Остаются уроки, которые Жаки прилежно посещает. Разве он не в самом престижном лицее Франции, чьи показатели успешного прохождения конкурса в Высшую нормальную школу, без сомнения, наилучшие? Но и с этой точки зрения лицей Людовика Великого его скорее разочарует. Блеску здесь предпочитают основательность, и в большинстве дисциплин царит довольно школярский подход.

Если бы Деррида учился в соседнем лицее Генриха IV, соперничающем с Людовиком Великим, преподавателем философии у него был бы Жан Бофре, один из главных «проводников» Хайдеггера во Франции и адресат «Письма о гуманизме». Этьен Борн, которого он будет слушать шесть часов в неделю вместе с остальными учениками подготовительного курса № 2, куда менее харизматичен. Ученик Алена, поклонник Эммануэля Мунье и Габриэля Марселя, Борн – оплот Народного республиканского движения. Этот католик так часто публикуется в La Croix и Esprit, что некоторые за глаза называют его «борзописцем епископата». Во внешности и жестикуляции Борна есть что-то карикатурное: очень худой, он вечно покачивается, играя часами. Кажется, речь доставляет ему такое страдание, что слушатели всякий раз боятся, «что в конце фразы он умрет». Он «конвульсивно дергает руками» и, жестикулируя, изрыгает «первые слоги некоторых слов, как бы выделяя их курсивом»[91]. Все это не мешает ему быть хорошим преподавателем, который учит искусству сочинения и тому, как быстро состряпать хороший 20-минутный доклад на любую тему.

Уже с первых выполненных Деррида заданий Борн оценил его философские качества: «дар анализа, чуткость к проблемам, вкус к формулировкам». Баллы – в диапазоне от 12,5 до 14 из 20, что по местным меркам совсем недурно. Однако комментарии зачастую суровы. Отсылки к Хайдеггеру, множащиеся под пером Деррида, раздражают Борна. «Вы используете экзистенциалистский язык, который следовало бы прояснить», «не слишком буквально имитируйте экзистенциалистский язык», – помечает он на полях многих сочинений, безжалостно зачеркивая все, что, на его взгляд, к делу не относится.

В начале этого года Жаки много общается с Жаном-Клодом Парьентом, тогда же прибывшим из Алжира. «Нас сближало общее увлечение философией, – вспоминает Парьент, – оно же одновременно порождало в нас некоторое соперничество, хотя оставалось оно чисто интеллектуальным. Мой интерес к вопросам эпистемологии удивлял Жаки, а его ссылки на экзистенциалистов (Кьеркегора) или феноменологов (уже тогда он говорил о Гуссерле и Хайдеггере) оставляли меня равнодушным. Помню один спор, тему которого забыл, но, как это бывает на первых этапах образования, она наверняка была весьма амбициозной. Жаки завершил спор, заявив: „Не понимаю, чем рефлексия о науках может прояснить философские вопросы“. Разделявшая нас дистанция никак, однако, дружбе не мешала. Я ощущал в нем подлинную глубину мысли, только выражалась она в странных для меня формах»[92].

В то время между интернами и экстернами лицея Людовика Великого существует настоящая граница. Экстерны и интерны, учащиеся на многолюдных подготовительных курсах, образуют две довольно разные группы, но их роднит презрение к тем, кто учится по другую сторону улицы Сен-Жак, в Сорбонне, вдали от святая святых французского высшего образования – «больших школ», Grandes écoles.

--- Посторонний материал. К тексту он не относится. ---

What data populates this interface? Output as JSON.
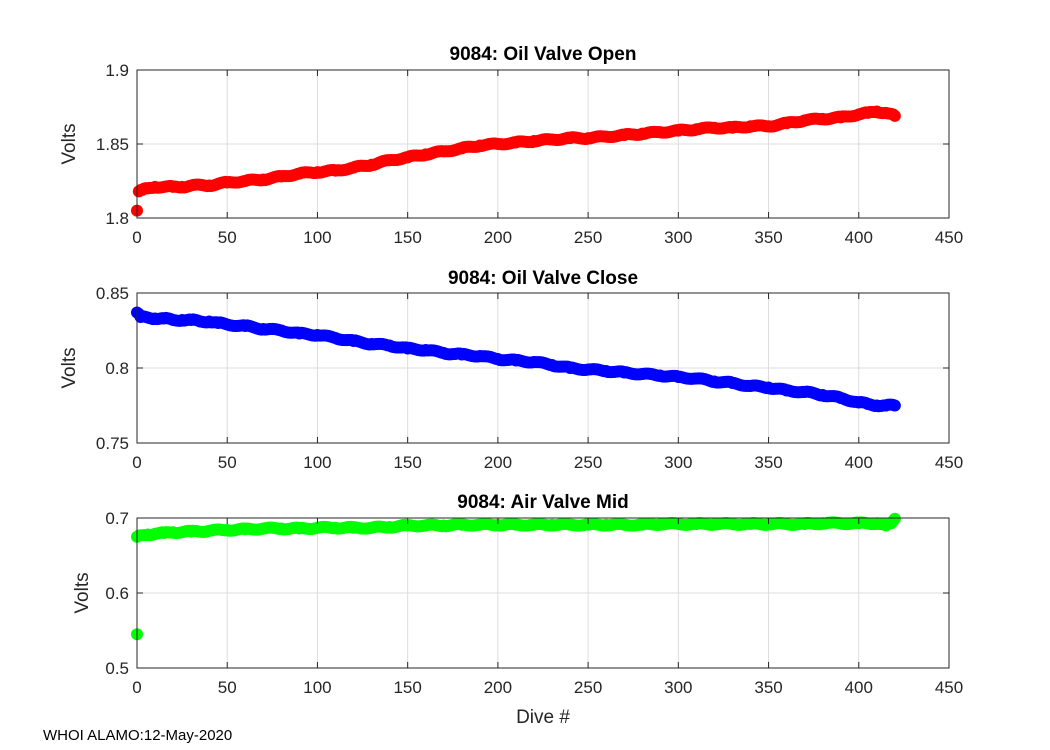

Деррида не представляется случая познакомиться с экстернами: обедают они у себя дома, а из лицея уходят, как только заканчиваются лекции – во второй половине дня. Пьер Нора, Мишель Деги или Доминик Фернанде относятся как раз к таким хорошо одетым и сытым парижанам из хороших семей. Интерны, такие как Мишель Серр, Жан Бельмен-Ноэль и Пьер Бурдье, – провинциалы, часто скромного происхождения. Серая форма, которую они все время носят, позволяет их тут же опознать: во многих отношениях они – пролетарии подготовительных курсов.

В сравнении с этим жестким социальным барьером алжирское происхождение кажется невинной деталью. К тому же это заморское происхождение создает особый экзотический престиж, так что три ученика, прибывших из Алжира осенью 1949 года – Парьент, Домерк и Деррида, – чувствуют себя увереннее большинства маленьких провинциалов. Несколько раз, как вспоминает Жан-Клод Парьент, они развлекали своих сотоварищей импровизациями сценок из алжирской жизни. «Жаки, у которого была очень смуглая кожа и крепкое телосложение, хорошо говорил на патауэте, языке простолюдинов Алжира, в частности портовых рыбаков. Контора его отца находилась возле порта, на одном из ведущих к нему спусков, так что Жаки наверняка там часто бывал». Еврейство тоже не вызывало особых проблем: в среде, подобной той, что сложилась в лицее Людовика Великого в послевоенные годы, оно не является поводом ни для притеснений, ни для чествований. Какие-то ученики могли выражать антисемитские настроения, но достаточно общие и как бы не касающиеся лично их соучеников-евреев.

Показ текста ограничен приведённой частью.